Marylebone Cricket Club (MCC) officials gave a guarded welcome to plans for a new 100-balls-per-side competition in the English domestic game after being told it would still "look like a normal game of cricket". The England and Wales Cricket Board's proposal for the new tournament, set to launch in 2020, has proved hugely controversial. Critics have bemoaned the 'dumbing down' of the game given plans to ditch traditional overs and questioned the need for a new format given the global popularity of Twenty20. ECB chief commercial officer Sanjay Patel told MCC's world cricket committee, an advisory group chaired by former England captain Mike Gatting and whose members include MCC head of cricket John Stephenson and Australia great Ricky Ponting, that prospective playing conditions would likely include 20 sequences of five balls rather than the traditional six-ball over.
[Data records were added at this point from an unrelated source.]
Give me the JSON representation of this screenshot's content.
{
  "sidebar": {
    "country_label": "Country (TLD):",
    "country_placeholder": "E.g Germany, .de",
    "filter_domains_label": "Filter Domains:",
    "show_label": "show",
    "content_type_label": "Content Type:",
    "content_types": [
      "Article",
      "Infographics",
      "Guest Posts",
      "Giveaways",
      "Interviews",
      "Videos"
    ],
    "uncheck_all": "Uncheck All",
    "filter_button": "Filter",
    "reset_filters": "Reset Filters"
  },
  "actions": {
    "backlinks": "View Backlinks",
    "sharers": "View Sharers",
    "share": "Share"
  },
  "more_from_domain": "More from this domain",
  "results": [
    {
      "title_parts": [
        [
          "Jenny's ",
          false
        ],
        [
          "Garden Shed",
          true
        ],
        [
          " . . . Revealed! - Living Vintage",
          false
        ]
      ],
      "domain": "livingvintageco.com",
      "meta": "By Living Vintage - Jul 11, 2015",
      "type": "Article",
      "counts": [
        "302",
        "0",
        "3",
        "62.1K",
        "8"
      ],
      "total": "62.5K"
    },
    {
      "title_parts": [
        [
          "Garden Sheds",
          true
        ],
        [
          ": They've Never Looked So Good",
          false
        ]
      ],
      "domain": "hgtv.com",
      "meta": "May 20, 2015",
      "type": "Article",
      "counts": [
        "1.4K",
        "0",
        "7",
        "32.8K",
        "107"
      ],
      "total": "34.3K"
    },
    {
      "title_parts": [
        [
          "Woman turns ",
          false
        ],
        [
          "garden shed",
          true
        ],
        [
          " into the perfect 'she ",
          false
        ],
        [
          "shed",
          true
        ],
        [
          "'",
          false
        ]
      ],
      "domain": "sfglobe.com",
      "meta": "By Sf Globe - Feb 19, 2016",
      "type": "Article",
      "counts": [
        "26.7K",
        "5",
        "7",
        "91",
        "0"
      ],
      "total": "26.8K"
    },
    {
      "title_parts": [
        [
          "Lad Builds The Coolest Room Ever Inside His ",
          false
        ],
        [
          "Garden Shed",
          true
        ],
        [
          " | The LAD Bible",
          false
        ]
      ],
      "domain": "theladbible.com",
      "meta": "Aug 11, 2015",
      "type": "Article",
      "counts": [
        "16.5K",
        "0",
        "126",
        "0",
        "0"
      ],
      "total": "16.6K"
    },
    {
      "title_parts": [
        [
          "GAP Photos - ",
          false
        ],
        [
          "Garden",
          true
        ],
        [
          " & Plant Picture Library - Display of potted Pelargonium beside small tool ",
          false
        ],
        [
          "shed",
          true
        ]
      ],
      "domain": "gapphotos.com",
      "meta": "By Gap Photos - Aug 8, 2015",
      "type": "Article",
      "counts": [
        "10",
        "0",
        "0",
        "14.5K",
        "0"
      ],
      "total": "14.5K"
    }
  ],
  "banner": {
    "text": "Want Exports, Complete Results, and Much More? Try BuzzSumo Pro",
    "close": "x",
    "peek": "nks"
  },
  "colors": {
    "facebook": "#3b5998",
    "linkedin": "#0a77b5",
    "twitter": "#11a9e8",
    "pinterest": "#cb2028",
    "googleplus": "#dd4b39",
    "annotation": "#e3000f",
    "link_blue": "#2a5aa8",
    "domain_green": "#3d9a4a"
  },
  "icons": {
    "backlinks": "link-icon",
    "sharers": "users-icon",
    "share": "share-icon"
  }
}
"Basically, they're still developing the concept," Stephenson told reporters at Lord's on Tuesday. "As custodians of the Laws of the game, what we're concerned about is if you modify the game of cricket too much it ceases to look like cricket. "(But) what we heard this morning from Sanjay was quite reassuring... they're still developing how the final format will be." The former England international added: "The current thinking is 20 five-ball 'overs', but I think today was part of their consultation. "I think at the maximum, they're looking at having a substitute fielder. But I think what that's about is performance -- having the best fielders out there at the right time to field. "But at the moment, as far as I can make out, they'll have 11 batsmen, they won't have 'overs' per se but 100 balls, 20 balls per bowler. "Apart from that, it'll look like a normal game of cricket."
Ponting, who was alongside Gatting and Stephenson, added: "The reasons they are looking for something different is that the T20 game probably hasn't reached a level (of popularity) in England that it has in some other countries. "A lot of the feedback they heard from people that are not necessarily cricket lovers is that they find the game of cricket boring, and not interesting.
"So they're trying to find a way to attract the audiences and make the game slightly different." But further details from the ECB remain scarce and former Australia captain Ponting said: "I'm not sure they've totally got their head around how they want the game to look... they're even talking about it not being called overs, just 100 balls. "It's 20 lots of five, the way they're looking at it." He added: "There's all sorts of things they need to get their heads around -- it's still at the very embryonic stage. "Time is going to come up on them pretty quickly, and I guess the more focus groups and discussions they can have with committees and panels like us, the better off they're going to be in the long run."